A discreta escalada da intervenção norte-americana no Oriente Médio, nas últimas semanas, chega em um momento no qual o regime de Trump enfrenta um crescente escândalo sobre a suposta ingerência russa em sua campanha eleitoral, em 2016, além dos índices historicamente mais baixos de aprovação para um presidente iniciante e uma resistência cada vez maior entre a população. Os governantes estadunidenses, muitas vezes, lançaram aventuras militares no exterior para desviar a atenção das crises políticas e os problemas de legitimidade em seu interior.
Além da intervenção na Síria, Iraque e Afeganistão, Trump propôs um aumento de 55 bilhões de dólares no orçamento do Pentágono. Ameaçou utilizar a força militar em vários polvorinhos ao redor do mundo, incluindo a Síria, Irã e o Sudeste Asiático, o flanco oriental da OTAN com a Rússia, e a Península da Coreia. Na medida em que surgem centros competidores de poder no sistema internacional, qualquer aventura militar pode desembocar em uma conflagração global, com consequências para a humanidade.

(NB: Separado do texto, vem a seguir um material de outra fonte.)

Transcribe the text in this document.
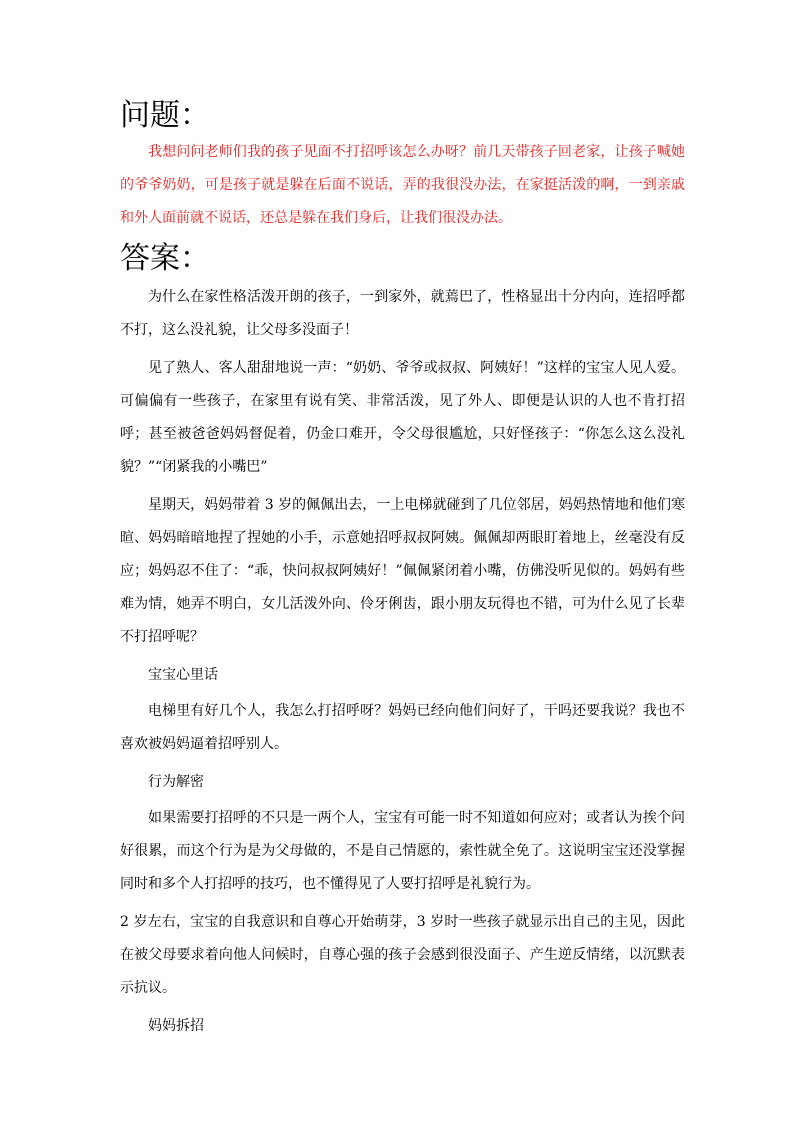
问题：

我想问问老师们我的孩子见面不打招呼该怎么办呀？前几天带孩子回老家，让孩子喊她的爷爷奶奶，可是孩子就是躲在后面不说话，弄的我很没办法，在家挺活泼的啊，一到亲戚和外人面前就不说话，还总是躲在我们身后，让我们很没办法。

答案：

为什么在家性格活泼开朗的孩子，一到家外，就蔫巴了，性格显出十分内向，连招呼都不打，这么没礼貌，让父母多没面子！

见了熟人、客人甜甜地说一声：“奶奶、爷爷或叔叔、阿姨好！”这样的宝宝人见人爱。可偏偏有一些孩子，在家里有说有笑、非常活泼，见了外人、即便是认识的人也不肯打招呼；甚至被爸爸妈妈督促着，仍金口难开，令父母很尴尬，只好怪孩子：“你怎么这么没礼貌？”“闭紧我的小嘴巴”

星期天，妈妈带着 3 岁的佩佩出去，一上电梯就碰到了几位邻居，妈妈热情地和他们寒暄、妈妈暗暗地捏了捏她的小手，示意她招呼叔叔阿姨。佩佩却两眼盯着地上，丝毫没有反应；妈妈忍不住了：“乖，快问叔叔阿姨好！”佩佩紧闭着小嘴，仿佛没听见似的。妈妈有些难为情，她弄不明白，女儿活泼外向、伶牙俐齿，跟小朋友玩得也不错，可为什么见了长辈不打招呼呢？

宝宝心里话

电梯里有好几个人，我怎么打招呼呀？妈妈已经向他们问好了，干吗还要我说？我也不喜欢被妈妈逼着招呼别人。

行为解密

如果需要打招呼的不只是一两个人，宝宝有可能一时不知道如何应对；或者认为挨个问好很累，而这个行为是为父母做的，不是自己情愿的，索性就全免了。这说明宝宝还没掌握同时和多个人打招呼的技巧，也不懂得见了人要打招呼是礼貌行为。

2 岁左右，宝宝的自我意识和自尊心开始萌芽，3 岁时一些孩子就显示出自己的主见，因此在被父母要求着向他人问候时，自尊心强的孩子会感到很没面子、产生逆反情绪，以沉默表示抗议。

妈妈拆招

Os jornalistas e comentaristas políticos têm centrado sua atenção na análise geopolítica, em seu esforço para explicar as crescentes tensões internacionais. Por mais importante que seja este enfoque, há profundas dinâmicas estruturais no sistema do capitalismo mundial que impelem os grupos governamentais à guerra. A crise do capitalismo global vem se intensificando, não obstante o otimismo dos economistas tradicionais e as elites estonteadas por índices recentes de crescimento e da repentina inflação dos preços das ações, como resultado da eleição de Trump. Em particular, o sistema enfrenta uma insolúvel crise da sobreacumulação e da legitimidade.
A crise atual, mais que cíclica, é estrutural, o que quer dizer que a única solução é uma reestruturação do sistema. A crise estrutural dos anos 1930 foi resolvida mediante um novo tipo de capitalismo redistributivo, ou seja, a social-democracia, o keynesianismo e o corporativismo. O capital respondeu à crise estrutural, dos anos 1970, com o globalizar-se. A emergente classe capitalista transnacional empreendeu uma vasta reestruturação neoliberal, liberalização comercial e integração da economia mundial.
A globalização facilitou um boom na economia global na última década do século XX, na medida em que os ex-países socialistas se integraram ao mercado global e o capital transnacional, libertado do Estado-nação, empreendeu uma enorme rodada de espoliações e de acumulação, em nível mundial. A classe capitalista transnacional baixou os excedentes anteriormente acumulados e retomou a geração de lucros no emergente sistema globalizado de produção e finanças, mediante a aquisição dos bens privatizados, a extensão dos investimentos em mineração e na agroindústria, a partir do despejo de centenas de milhares de pessoas do campo, no antigo Terceiro Mundo, e uma nova onda de expansão industrial auxiliada pela revolução na Tecnologia da Informática e a Computação.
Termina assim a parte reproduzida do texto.